How do you hope your research may help patients in future?
“My research focuses on improving surgical diagnostics and methods in brain tumour surgery, basically, giving surgeons better information to work with while they’re operating. It sits right at that decision point in surgery: do you take more, or do you stop? I’m trying to make the “where do I stop?” part of brain tumour surgery clearer. What inspired me is simple: the more tumour you can safely remove, the better outcomes tend to be. But with low-grade gliomas, the frustrating part is that boundary isn’t visible, and this “invisible” edge is exactly what I’m trying to tackle. My medical device experience also shaped how I think about impact. It’s not enough for something to work in the lab, it has to work in real clinical life, with real time pressure and real constraints. I want to support surgeons with a clear signal that helps with that judgement call in the moment. If we can make that decision even slightly clearer, that matters for patients.”
What excites you about the future of neuroscience?

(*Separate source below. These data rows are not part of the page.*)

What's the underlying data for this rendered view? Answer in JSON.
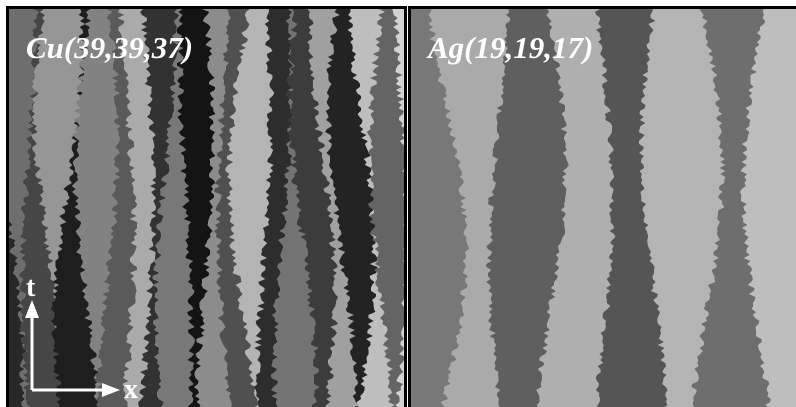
{
  "panels": [
    {
      "label": "Cu(39,39,37)"
    },
    {
      "label": "Ag(19,19,17)"
    }
  ],
  "axes": {
    "vertical": "t",
    "horizontal": "x"
  }
}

“Neuroscience is becoming much more measurable, and that’s making it more actionable too. We’re not stuck with broad snapshots anymore, we can look at circuits and how neurons map together, and we can also zoom right down to individual cells and their microenvironments. The exciting part is that we’re starting to turn that into things we can actually act on and implement for clinical use. That can sound a bit abstract, but you can see it in brain tumour surgery strategy at the moment with 5-ALA: a compound patients take before surgery that can make some higher-grade tumours glow under a specific light, higher-grade basically means more aggressive / faster-growing. It helps surgeons see tumour tissue more clearly during the operation. And the fact it’s much less helpful for many lower-grade tumours is exactly why there’s still such a need for better tools, and that’s the gap I’m hoping to help close.”
What is life like in Cambridge as a PhD student researcher?
“It’s intense, but in a good way. There are so many seminars, talks, and student events that you can be spoilt for choice, and sometimes you have to remind yourself you can’t be in five places at once. What stands out most is how Cambridge-wide it feels. It’s not just your lab, you can sit down for a formal and end up having a great conversation with someone you’ve never met about how your work overlaps. I’ve never experienced a community quite like it.”
Do you have any words of encouragement for other researchers looking to do a Neuroscience PhD in Cambridge?
“I may be biased, but setbacks and mistakes make better researchers. Most people don’t have a perfectly straight path to a PhD, I certainly didn’t, and you don’t need one to belong here. If you care about the work, stay curious, and keep showing up (even when you’re unsure), you’ll surprise yourself with what you can do.”